Now, his mother is suing the construction company for failing to provide a safe work environment and to properly train employees to spot the signs of heat stroke.
This summer, record high temperatures are again imperiling workers. Some 90 million people have been hit by heat waves and domes and all manner of heat shapes. In El Paso, temperatures soared above 100 on
June 16 and stayed there for more than 40 days, smashing the city's previous streak of 23 days. In Laredo, in just a few weeks’ time, 10 people died from heat-related causes. Last year, heat took 306 Texans. How many this year? The problem is deadly and growing more severe, hastened by earth-warping climate change. Extreme heat affects us all.
The solution, at least for workers, seems simple: shade, water, rest. With great fanfare, the Biden administration in 2021 promised action on strengthening heat safety standards for American workplaces and communities.
America is still waiting.
The president seems to be feeling the heat. Thursday, Biden, joined by San Antonio Mayor Ron Nirenberg, announced a slate of new steps from the federal government meant to protect communities from extreme heat, including a promise to ramp up enforcement on lax employers and a new "alert" system to nudge them to do the right thing. The No. 1 weather-related killer is heat, Biden said.
We need more than that, Mr. President. We need federally mandated shade, water and rest breaks for construction workers, landscapers and other laborers exposed to dangerously high temperatures. It’s been years since the agency tasked with protecting U.S. workers, the Occupational Safety and Health Administration, embarked on a typically lengthy rulemaking process to strengthen protections for these workers.
Why doesn’t Biden just issue an executive order and get it done? Because it would almost certainly be challenged in the courts, says David Michaels, a professor at the George Washington University School of Public Health and former administrator for OSHA. Texas no doubt would jump on another chance to sue the feds. OSHA could issue an emergency rule on its own, a temporary standard.
But it would likely face the same fate as an executive order.
So what can we do?
Some states have already filled in the gaps with their own regulations but here in Texas, the Legislature has gone in the opposite direction, refusing to pass state protections and even restricting cities from passing their own.
Gov. Greg Abbott has repeatedly said that federal regulations still apply. But that’s little comfort to many since the regulations don’t require any particular action, as Michaels warned the Legislature in a letter. OSHA’s workplace inspections — despite Biden’s boasts Thursday — still are far too rare, and enforcement, if it happens, almost only happens after someone dies. There are essentially no real preventive requirements for employers — no mandates of the things that could’ve saved Infante’s life.
So, while Abbott is to blame for endangering workers, so are the feds.
OSHA is essentially trusting businesses to do the right thing, to treat their employees humanely even if it means temporary loss of productivity or profit. Some will. Perhaps even most will. But some won’t. These are some of the same businesses that insisted modern-day luxuries like air conditioning were weakening workers’ constitutions, as the National Cotton Council of America suggested last year in its comments to OSHA.
Various lawmakers in Congress have taken up the cause over the years, with little success. Still, U.S. Rep. Sylvia Garcia (D-TX) told us she’s still fighting for her Construction Injury Prevention Act that would require 15-minute rest breaks for construction workers every four hours. She’s also joined a letter urging OSHA to speed things up.

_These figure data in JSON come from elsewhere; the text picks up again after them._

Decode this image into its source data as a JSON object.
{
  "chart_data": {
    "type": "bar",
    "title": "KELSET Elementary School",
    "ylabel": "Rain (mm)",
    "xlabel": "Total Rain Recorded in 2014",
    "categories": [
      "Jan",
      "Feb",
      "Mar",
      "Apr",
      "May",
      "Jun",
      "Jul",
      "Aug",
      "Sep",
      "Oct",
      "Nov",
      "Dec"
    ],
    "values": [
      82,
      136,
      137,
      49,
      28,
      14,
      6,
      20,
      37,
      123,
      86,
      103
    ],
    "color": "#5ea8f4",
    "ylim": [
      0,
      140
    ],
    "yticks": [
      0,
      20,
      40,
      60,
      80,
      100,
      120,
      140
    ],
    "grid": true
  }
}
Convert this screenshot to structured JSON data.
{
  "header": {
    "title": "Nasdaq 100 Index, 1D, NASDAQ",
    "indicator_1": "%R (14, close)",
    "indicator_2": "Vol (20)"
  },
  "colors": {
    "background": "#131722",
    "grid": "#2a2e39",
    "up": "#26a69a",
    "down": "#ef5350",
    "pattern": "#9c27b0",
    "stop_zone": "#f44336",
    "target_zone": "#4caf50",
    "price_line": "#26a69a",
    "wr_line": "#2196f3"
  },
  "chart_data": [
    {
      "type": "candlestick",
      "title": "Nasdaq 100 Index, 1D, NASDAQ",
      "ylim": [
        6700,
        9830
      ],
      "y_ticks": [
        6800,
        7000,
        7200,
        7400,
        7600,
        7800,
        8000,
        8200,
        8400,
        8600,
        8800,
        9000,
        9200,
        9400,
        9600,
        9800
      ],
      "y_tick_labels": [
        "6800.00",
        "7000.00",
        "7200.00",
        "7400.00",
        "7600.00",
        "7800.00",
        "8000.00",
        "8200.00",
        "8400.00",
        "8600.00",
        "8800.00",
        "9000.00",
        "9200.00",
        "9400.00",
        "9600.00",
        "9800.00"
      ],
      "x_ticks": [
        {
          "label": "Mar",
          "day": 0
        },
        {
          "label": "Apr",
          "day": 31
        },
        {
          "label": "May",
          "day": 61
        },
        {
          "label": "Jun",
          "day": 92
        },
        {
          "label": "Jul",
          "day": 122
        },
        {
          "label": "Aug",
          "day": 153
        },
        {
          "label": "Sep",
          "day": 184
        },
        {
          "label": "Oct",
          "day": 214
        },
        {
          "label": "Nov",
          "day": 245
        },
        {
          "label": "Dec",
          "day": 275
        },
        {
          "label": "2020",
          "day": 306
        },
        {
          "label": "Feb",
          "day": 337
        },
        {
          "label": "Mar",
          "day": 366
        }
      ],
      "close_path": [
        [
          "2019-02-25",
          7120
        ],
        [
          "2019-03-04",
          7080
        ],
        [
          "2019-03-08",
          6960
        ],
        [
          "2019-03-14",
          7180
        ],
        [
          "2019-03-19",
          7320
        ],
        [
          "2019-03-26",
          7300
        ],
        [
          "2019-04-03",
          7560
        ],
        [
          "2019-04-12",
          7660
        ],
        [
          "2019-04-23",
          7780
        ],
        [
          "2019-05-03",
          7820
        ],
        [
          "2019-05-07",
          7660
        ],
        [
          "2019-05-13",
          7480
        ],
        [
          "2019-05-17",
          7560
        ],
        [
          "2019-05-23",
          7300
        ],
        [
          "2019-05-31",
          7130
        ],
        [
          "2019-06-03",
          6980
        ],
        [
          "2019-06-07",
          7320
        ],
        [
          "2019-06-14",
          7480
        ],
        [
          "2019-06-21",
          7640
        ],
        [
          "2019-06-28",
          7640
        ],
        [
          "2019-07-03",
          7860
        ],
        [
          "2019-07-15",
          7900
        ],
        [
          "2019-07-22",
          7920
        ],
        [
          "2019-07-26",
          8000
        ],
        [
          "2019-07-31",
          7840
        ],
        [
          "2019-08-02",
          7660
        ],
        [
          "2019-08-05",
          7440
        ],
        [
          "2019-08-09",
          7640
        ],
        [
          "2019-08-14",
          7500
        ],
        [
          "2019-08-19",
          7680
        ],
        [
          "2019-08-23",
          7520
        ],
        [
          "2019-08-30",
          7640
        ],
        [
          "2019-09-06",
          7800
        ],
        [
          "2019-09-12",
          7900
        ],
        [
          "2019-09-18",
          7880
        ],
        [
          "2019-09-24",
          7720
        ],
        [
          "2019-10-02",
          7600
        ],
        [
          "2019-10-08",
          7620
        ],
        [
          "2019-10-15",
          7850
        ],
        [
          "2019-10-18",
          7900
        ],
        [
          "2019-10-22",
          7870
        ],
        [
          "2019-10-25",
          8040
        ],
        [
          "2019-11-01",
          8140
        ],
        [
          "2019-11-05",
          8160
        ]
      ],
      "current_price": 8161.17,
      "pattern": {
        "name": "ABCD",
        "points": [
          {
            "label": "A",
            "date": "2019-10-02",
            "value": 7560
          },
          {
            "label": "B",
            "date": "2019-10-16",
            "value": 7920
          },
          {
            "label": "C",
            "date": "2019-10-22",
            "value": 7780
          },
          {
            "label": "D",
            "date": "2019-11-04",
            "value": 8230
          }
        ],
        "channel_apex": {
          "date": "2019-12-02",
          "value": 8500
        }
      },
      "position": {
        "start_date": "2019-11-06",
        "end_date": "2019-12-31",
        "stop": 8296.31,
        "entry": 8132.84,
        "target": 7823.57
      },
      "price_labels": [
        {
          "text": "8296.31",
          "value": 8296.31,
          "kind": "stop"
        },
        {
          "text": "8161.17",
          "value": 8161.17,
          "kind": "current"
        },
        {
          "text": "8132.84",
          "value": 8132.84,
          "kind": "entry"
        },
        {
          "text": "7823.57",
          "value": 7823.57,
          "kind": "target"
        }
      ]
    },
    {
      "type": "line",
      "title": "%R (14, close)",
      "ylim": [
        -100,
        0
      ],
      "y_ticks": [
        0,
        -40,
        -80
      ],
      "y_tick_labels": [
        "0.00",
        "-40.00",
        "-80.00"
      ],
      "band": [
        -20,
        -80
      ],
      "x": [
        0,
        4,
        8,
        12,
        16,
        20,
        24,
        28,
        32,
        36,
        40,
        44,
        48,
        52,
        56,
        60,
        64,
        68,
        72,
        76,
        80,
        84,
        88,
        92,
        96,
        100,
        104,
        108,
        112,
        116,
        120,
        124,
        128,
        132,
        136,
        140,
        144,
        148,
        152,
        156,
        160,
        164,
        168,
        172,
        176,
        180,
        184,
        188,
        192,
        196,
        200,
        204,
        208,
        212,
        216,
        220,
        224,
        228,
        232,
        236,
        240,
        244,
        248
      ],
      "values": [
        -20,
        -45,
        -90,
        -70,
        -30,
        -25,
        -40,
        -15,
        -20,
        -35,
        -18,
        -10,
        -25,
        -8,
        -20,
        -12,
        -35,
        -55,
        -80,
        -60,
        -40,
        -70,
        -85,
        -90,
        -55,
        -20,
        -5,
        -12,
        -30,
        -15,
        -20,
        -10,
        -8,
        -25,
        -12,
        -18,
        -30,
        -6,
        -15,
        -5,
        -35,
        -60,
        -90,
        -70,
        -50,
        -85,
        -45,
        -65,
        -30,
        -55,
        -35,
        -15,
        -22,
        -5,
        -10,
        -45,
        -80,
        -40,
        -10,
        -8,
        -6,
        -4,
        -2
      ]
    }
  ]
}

More lawmakers must join Garcia and her colleagues. Congress could, according to Michaels, tell OSHA it has six months to deliver a rule, allowing the agency to jump some steps and act quickly on what is clearly a growing emergency. They’ve done it before, he points out, during the peak of the HIV/AIDS epidemic to implement new rules protecting health care workers and patients.

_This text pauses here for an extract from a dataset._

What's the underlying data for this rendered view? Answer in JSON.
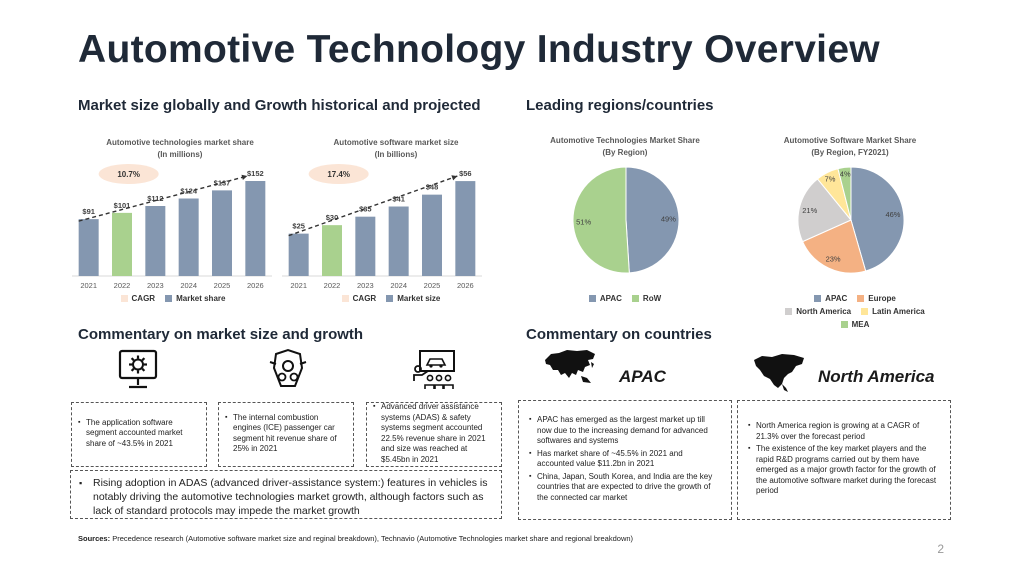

That would be the immediate fix. The longer one, per Michaels, who says he doesn't fault OSHA for the routinely long process, is fixing the rule-setting system altogether so it doesn’t drag on while the world burns. We'll resist the temptation to be that ambitious. We'll just plead with Biden and Congress to issue a swift kick and clear the way for the bureaucrats at OSHA to mandate water, shade and rest for outdoor workers before another life is lost to this brutal heat. And we won’t even insist lawmakers toil outside in triple-digit temperatures while they do so.
Where are the federal protections to ensure safety standards?